Também o argumento de que políticas distributivas envolvendo um tratamento preferencial reforçariam a idéia de inferioridade dos membros de grupos já objeto de discriminação pode ser superado pela noção de valor intrínseco igualitário. A implementação do valor igualitário básico como principio regulador de processos e objetivos parece estar presente nas palavras de Dworkin - "tratamento de indivíduos como iguais" - em sentido diferente do mero tratamento igualitário. Não é o caso, contudo, de tratar pessoas como iguais apesar de não o serem, como na critica de Pojman a idéia de valor humano intrínseco. A questão é uma de dar prioridade aos fatores relevantes. E verdade que as pessoas são desiguais em termos de riqueza e educação, por exemplo, o que pode afetar o nível de capacidade moral individual. Todavia, a característica primariamente relevante aqui não é outra que não a capacidade de perceber a si mesmo como um agente moral e de conceber sua própria concepção de bem, isto é, seu valor individual intrínseco. De acordo com tal fator relevante, há igualdade entre seres humanos. Será esta igualdade prioritária que gerará uma base sólida ao tratamento preferencial. Em outras palavras, o respeito por indivíduos envolvidos em políticas de tratamento preferencial seria primariamente baseada nesta igualdade prioritária do valor intrínseco. Ainda, a implementação de programas de tratamento preferencial diminuiriam, a longo prazo, diferenças naqueles fatores menos relevantes, como a riqueza e o talento construído, permitindo aos indivíduos pertencentes ou não a grupos discriminados perceber que o valor humano intrínseco existe de fato e é prioritário. Este conhecimento iria também favorecer a idéia de respeito por indivíduos tratados preferencialmente, enquanto desmantelaria o argumento de sua menor capacidade.

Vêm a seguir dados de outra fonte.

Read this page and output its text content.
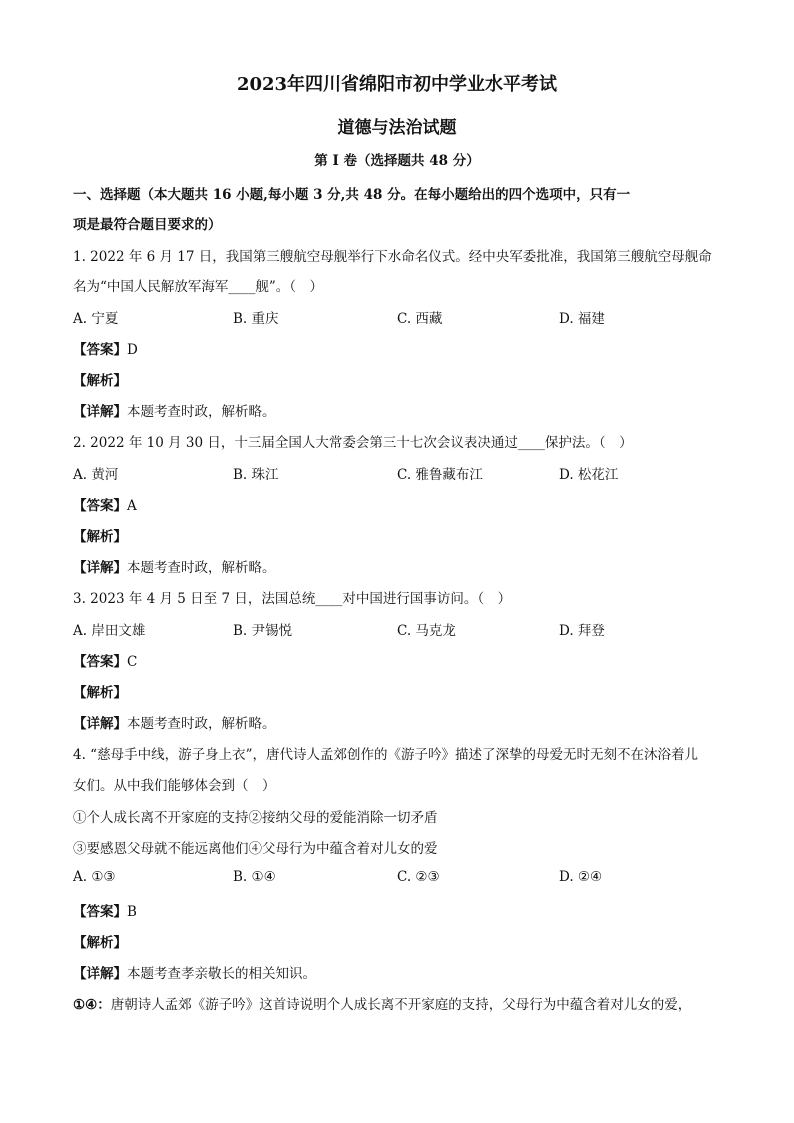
2023年四川省绵阳市初中学业水平考试
道德与法治试题
第 I 卷（选择题共 48 分）
一、选择题（本大题共 16 小题,每小题 3 分,共 48 分。在每小题给出的四个选项中，只有一
项是最符合题目要求的）
1. 2022 年 6 月 17 日，我国第三艘航空母舰举行下水命名仪式。经中央军委批准，我国第三艘航空母舰命
名为“中国人民解放军海军____舰”。（　）
A. 宁夏	B. 重庆	C. 西藏	D. 福建
【答案】D
【解析】
【详解】本题考查时政，解析略。
2. 2022 年 10 月 30 日，十三届全国人大常委会第三十七次会议表决通过____保护法。（　）
A. 黄河	B. 珠江	C. 雅鲁藏布江	D. 松花江
【答案】A
【解析】
【详解】本题考查时政，解析略。
3. 2023 年 4 月 5 日至 7 日，法国总统____对中国进行国事访问。（　）
A. 岸田文雄	B. 尹锡悦	C. 马克龙	D. 拜登
【答案】C
【解析】
【详解】本题考查时政，解析略。
4. “慈母手中线，游子身上衣”，唐代诗人孟郊创作的《游子吟》描述了深挚的母爱无时无刻不在沐浴着儿
女们。从中我们能够体会到（　）
①个人成长离不开家庭的支持②接纳父母的爱能消除一切矛盾
③要感恩父母就不能远离他们④父母行为中蕴含着对儿女的爱
A. ①③	B. ①④	C. ②③	D. ②④
【答案】B
【解析】
【详解】本题考查孝亲敬长的相关知识。
①④：唐朝诗人孟郊《游子吟》这首诗说明个人成长离不开家庭的支持，父母行为中蕴含着对儿女的爱，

A questão relativa as razoes para a mencionada prioridade pode ainda não ter sido respondida, contudo. Poder-se-ia dizer aqui que características consideráveis em políticas de admissão, como a inteligência e o talento, para citar algumas, não corresponderiam a noção de merecimento, já que recebidas através da sorte, ou nas palavras de Rawls, através de uma loteria natural. Desse modo, na ausência de características relevantes mais especificas, que poderiam ser legitimamente consideradas para os propósitos da distribuição, o valor humano intrínseco prevalece. A associação a um grupo racial, por exemplo, contaria para os propósitos de uma admissão preferencial não devido a cor de pele em si, mas como uma forma de compensação por uma discriminação perversa que ocorreu no passado e que continua, no mais das vezes, no presente. Essa discriminação não apenas desfavoreceu os membros de grupos discriminados, como também favoreceu os membros de grupos não discriminados ao eliminar grande parte da competição.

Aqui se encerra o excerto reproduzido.